I may sound like I have been fairly negative in many of my critisisms of Golden Abyss thus far. The truth is, as is often the case with games that are released on day one; there are these constant niggling problems that could have been fixed and would have made this title a true must have. I really did have a lot of fun with Golden Abyss but it just isn’t quite up their with the quality of the console releases. Yes, it looks amazing, and is nearly as impressive as early PS3 titles, but it’s also running at a reduced resolution and as a result some of the jaggies are horrendous. Yes, it controls fantastically but the gimmicks more often than not intrude and become particularly annoying towards the end of the game. Yes, the script and acting are amazing, and the story is great too, but it just isn’t quite as good as Naughty Dog’s titles and as a result it often feels like taking a small step backwards when playing. On the other hand, having a title that looks this good, sounds this good (the orchestral score is as ever absolutely amazing) and really does play well from start to finish means I would still recommend it if you are a fan of the series. Added to that the fact that it’s currently completely free if you’re a Playstation Plus subscriber and you’re onto a winner.

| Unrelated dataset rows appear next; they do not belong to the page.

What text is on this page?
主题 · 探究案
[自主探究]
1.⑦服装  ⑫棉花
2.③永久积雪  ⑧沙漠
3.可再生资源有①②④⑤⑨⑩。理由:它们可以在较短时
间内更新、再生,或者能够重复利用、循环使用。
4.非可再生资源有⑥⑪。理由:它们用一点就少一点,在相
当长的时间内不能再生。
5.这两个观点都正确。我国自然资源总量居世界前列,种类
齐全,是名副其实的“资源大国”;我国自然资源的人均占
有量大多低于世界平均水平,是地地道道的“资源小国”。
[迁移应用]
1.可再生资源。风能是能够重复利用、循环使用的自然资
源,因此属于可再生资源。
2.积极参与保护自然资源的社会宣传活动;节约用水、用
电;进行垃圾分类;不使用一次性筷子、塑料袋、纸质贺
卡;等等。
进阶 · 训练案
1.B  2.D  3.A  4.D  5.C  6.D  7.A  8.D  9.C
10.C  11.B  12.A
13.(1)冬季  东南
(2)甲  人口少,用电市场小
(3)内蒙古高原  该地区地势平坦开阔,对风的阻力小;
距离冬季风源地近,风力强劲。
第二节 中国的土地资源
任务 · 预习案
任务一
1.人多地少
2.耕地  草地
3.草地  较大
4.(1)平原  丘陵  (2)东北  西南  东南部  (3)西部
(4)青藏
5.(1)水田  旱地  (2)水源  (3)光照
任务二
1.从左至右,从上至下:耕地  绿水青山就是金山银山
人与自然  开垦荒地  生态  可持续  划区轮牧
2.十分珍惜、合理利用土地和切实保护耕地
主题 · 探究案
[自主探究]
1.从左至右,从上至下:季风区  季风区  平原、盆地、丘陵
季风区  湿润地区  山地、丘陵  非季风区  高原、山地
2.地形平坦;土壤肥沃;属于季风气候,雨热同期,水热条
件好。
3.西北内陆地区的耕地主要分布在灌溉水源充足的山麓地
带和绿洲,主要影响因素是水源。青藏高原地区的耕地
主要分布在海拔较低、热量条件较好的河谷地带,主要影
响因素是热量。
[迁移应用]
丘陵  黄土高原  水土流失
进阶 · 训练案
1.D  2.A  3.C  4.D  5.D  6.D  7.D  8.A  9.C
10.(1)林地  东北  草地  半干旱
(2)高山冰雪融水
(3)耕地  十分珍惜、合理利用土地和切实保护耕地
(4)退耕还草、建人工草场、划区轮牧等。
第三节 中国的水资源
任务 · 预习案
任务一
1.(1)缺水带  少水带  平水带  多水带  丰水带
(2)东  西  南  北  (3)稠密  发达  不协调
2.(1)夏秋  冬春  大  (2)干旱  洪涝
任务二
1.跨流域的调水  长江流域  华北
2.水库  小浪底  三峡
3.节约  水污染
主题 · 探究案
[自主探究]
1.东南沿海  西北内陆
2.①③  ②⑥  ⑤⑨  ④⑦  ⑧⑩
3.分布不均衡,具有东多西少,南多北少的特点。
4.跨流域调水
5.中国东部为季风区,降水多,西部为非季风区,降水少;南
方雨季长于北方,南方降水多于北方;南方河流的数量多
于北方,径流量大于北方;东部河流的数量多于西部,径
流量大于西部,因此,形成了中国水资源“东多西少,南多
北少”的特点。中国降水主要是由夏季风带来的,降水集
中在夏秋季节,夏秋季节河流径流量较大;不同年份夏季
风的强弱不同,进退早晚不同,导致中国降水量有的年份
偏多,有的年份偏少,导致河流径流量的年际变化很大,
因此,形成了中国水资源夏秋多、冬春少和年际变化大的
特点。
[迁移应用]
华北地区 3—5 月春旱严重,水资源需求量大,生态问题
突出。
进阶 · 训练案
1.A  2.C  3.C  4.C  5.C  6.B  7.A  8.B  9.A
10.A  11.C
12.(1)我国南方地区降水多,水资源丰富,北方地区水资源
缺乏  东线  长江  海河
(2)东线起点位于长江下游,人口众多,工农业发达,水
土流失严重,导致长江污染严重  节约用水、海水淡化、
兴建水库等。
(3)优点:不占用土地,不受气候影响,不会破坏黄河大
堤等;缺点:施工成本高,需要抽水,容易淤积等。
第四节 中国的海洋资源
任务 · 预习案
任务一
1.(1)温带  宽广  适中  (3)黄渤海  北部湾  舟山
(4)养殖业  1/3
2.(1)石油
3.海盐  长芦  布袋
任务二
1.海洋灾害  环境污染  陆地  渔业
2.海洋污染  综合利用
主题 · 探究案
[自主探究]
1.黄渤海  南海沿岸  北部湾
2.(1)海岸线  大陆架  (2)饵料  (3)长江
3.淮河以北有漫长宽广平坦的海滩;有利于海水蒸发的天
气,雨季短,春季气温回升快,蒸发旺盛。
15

I urge you to try it as I’m certainly sure there’s fun to be had here, just don’t go expecting an experience that’s quite as good as Naughty Dog’s offerings. As it works out cheaper to get a Playstation Plus subscription for a year than it does to buy Uncharted at full retail price, you’d be mad not to.
One last bit of advice. If you do have Playstation Plus and want to avoid frustration then make sure you utilise cloud saves. I completed the entire game on hard and got nearly half way through again on crushing (which is a painstaking process as the difficulty implies) and during loading the game crashed entirely meaning I had to hard reset my Vita. Upon loading the game again my twenty or so hours of gameplay had disappeared. That is why the screen shots are all from fairly early in the game. My trophy list says I’ve completed it on hard so to have to slog through everything again is currently a bit to depressing! Oh, and if you’re looking for multiplayer, you might want to hope for a sequel.